Twitter_2006@reddit (OP)
Google says they have to sell between 1300 and 2000 to make it profitable.They also have delivered 1300 with more than 2000 on order.
NotACompleteDick@reddit
Here's a quote from someone who has been keeping track of the ongoing 787 costs. They put the program cost at $50 billion now. I don't know if the linked sources can be pasted.
Originally, the development costs of the 787 have been estimated at $32 billion. However, due to numerous manufacturing issues,[1]
cost overruns and customer compensation the cost now has been estimated at $50 billion.[2]
In particular, Boeing’s excessive use of outsourcing resulted in huge losses, substandard quality, delays and customer dissatisfaction.[3]
As the case of Spirit AeroSystems shows, Boeing has still not managed to oversee their subcontractors’ manufacturing quality, thus incurring further delays in the delivery of the 787 and risking the bankruptcy of its subcontractors.[4]
Recent manufacturing flaws cost Boeing an estimated $5.5 billion.[5]

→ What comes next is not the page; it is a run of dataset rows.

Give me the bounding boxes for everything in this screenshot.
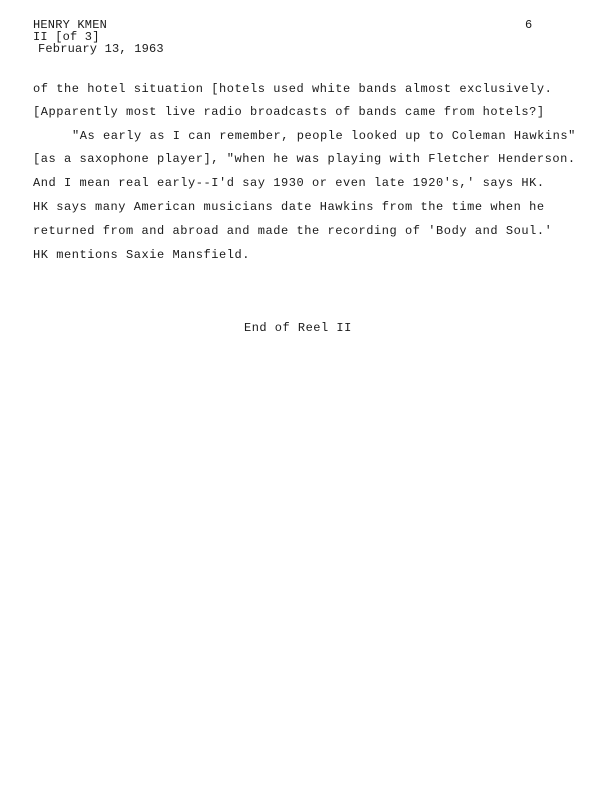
interviewee-name: HENRY KMEN [33, 18, 108, 32]
body-line: returned from and abroad and made the recording of 'Body and Soul.' [33, 224, 553, 238]
body-line: And I mean real early--I'd say 1930 or even late 1920's,' says HK. [33, 176, 545, 190]
body-line: [Apparently most live radio broadcasts of bands came from hotels?] [33, 105, 545, 119]
body-line: [as a saxophone player], "when he was playing with Fletcher Henderson. [33, 152, 576, 166]
body-line: of the hotel situation [hotels used white bands almost exclusively. [33, 82, 553, 96]
end-of-reel-note: End of Reel II [244, 321, 352, 335]
body-line: HK says many American musicians date Hawkins from the time when he [33, 200, 545, 214]
page-number: 6 [525, 18, 533, 32]
body-line: "As early as I can remember, people looked up to Coleman Hawkins" [72, 129, 576, 143]
body-line: HK mentions Saxie Mansfield. [33, 248, 251, 262]
interview-date: February 13, 1963 [38, 42, 164, 56]
reel-indicator: II [of 3] [33, 30, 100, 44]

In 2020 Boeing warned that it may face forward losses, i.e. that it may never earn any money on the B787 program, but said that the program was not in a forward loss position yet.[6]
NotACompleteDick@reddit
Google doesn't math very well then. Do some more research. Boeing has shed incredible amounts of money on all of its current programs. Just go and add up all the costs they admitted on the 787 program. But this is something people are tracking, and thus far the program will still end up about $10 billion in the red. All below is quoted from the link at the end:
The current 787 firm orders are not enough to cover all of the amounts in the balance of DPCs sitting in Inventory on the Dreamliner program. The Boeing backlog for the 787 is 719 firm orders, after ASC606 accounting adjustments. They represent a shortfall of \~30% to zero out the balance.
Boeing expects that orders it has yet to receive will cover expenses made in the past.

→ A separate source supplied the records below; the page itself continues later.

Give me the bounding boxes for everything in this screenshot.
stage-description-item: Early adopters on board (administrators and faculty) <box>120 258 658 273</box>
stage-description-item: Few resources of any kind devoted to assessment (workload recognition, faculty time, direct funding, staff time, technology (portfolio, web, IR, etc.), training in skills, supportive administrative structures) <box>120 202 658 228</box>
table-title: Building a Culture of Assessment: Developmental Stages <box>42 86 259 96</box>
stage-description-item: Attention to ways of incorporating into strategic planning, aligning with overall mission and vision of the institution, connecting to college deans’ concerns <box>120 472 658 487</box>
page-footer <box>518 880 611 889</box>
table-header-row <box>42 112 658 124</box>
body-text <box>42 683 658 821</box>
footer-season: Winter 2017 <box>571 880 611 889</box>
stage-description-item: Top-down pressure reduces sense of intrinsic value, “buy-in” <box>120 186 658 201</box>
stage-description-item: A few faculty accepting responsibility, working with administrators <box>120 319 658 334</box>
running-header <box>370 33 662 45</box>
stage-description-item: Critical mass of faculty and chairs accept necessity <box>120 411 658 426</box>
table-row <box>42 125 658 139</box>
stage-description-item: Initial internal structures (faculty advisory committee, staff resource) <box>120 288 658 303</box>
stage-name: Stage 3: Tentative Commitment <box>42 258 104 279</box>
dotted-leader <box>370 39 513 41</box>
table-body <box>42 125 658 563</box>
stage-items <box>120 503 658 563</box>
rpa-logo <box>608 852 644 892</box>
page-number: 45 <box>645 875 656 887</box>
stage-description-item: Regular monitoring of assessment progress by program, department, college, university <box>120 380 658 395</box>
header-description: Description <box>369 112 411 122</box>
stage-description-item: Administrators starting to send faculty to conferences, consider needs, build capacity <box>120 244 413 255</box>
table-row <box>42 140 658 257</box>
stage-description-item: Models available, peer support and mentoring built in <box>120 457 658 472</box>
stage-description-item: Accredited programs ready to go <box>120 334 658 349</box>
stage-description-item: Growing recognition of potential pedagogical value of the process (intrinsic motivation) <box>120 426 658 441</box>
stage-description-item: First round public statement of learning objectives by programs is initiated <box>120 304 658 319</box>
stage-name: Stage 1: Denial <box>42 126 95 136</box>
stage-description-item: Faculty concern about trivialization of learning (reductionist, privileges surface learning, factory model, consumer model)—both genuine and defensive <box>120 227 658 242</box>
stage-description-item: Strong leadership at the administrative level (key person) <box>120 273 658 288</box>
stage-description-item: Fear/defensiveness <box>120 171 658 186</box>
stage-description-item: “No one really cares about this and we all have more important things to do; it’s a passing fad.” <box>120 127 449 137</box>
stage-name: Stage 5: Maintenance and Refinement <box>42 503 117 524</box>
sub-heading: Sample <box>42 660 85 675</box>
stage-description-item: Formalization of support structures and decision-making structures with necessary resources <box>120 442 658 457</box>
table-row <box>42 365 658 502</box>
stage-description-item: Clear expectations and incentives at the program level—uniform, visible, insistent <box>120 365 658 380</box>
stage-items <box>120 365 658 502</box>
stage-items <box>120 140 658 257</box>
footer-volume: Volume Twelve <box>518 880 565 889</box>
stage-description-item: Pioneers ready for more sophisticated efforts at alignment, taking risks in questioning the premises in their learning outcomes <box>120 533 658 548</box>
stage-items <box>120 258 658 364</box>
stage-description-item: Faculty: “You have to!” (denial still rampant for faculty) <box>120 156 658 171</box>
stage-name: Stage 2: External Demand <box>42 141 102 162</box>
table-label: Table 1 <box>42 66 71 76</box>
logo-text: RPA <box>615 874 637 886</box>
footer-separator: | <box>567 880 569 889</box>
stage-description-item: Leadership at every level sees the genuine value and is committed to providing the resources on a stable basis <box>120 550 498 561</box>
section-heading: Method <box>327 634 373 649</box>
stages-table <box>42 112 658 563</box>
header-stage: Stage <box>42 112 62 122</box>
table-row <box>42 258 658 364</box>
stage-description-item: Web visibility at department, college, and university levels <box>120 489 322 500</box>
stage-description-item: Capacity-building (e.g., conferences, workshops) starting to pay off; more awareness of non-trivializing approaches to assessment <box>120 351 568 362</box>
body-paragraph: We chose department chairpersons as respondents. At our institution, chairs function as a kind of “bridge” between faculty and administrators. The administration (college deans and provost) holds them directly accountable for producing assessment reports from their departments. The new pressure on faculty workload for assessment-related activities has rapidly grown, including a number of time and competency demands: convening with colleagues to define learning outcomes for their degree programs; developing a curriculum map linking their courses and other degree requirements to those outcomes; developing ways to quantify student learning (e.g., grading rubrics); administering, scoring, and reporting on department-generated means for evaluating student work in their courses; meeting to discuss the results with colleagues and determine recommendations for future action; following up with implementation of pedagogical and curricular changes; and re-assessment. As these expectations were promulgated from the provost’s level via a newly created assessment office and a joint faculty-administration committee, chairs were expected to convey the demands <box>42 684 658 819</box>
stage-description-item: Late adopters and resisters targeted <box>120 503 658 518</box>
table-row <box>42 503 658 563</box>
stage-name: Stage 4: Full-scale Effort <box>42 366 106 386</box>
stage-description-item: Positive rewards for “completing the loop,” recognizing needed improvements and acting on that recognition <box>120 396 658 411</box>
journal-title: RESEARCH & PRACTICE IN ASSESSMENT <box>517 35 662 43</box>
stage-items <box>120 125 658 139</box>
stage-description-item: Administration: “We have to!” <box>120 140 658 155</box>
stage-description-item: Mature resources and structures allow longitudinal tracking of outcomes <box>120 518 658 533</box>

It is going to be a long road to recovery for Boeing Commercial. Those amounts accrued in the deferred production costs will be on the balance sheet for a long time to come.
https://leehamnews.com/2025/02/04/boeing-deferred-production-costs-39bn-since-2019-max-grounding-22bn-for-737
Conpen@reddit
Can they even design a working clean sheet aircraft if they tried? Retrofitting the 777 should have been easier than designing the 797 or whatever and yet here we are.
Lucky_Outside_2009@reddit
Wouldn't call it "retrofitting", 777 -> 777X is like going from A300 -> A330 everything but the shell is brand new.
Fluffy-Proof-5175@reddit
Probably buy the time they finish delivering all the 1960s/80s designs
NotACompleteDick@reddit
There's a reasonable argument to be made that the dual redundant systems are a 1950s design.
Thalassophoneus@reddit
The Boeing bots are partying here.
cyberentomology@reddit
I’m on one right now!
PDNYFL@reddit
Took one this morning and now I am on a 738.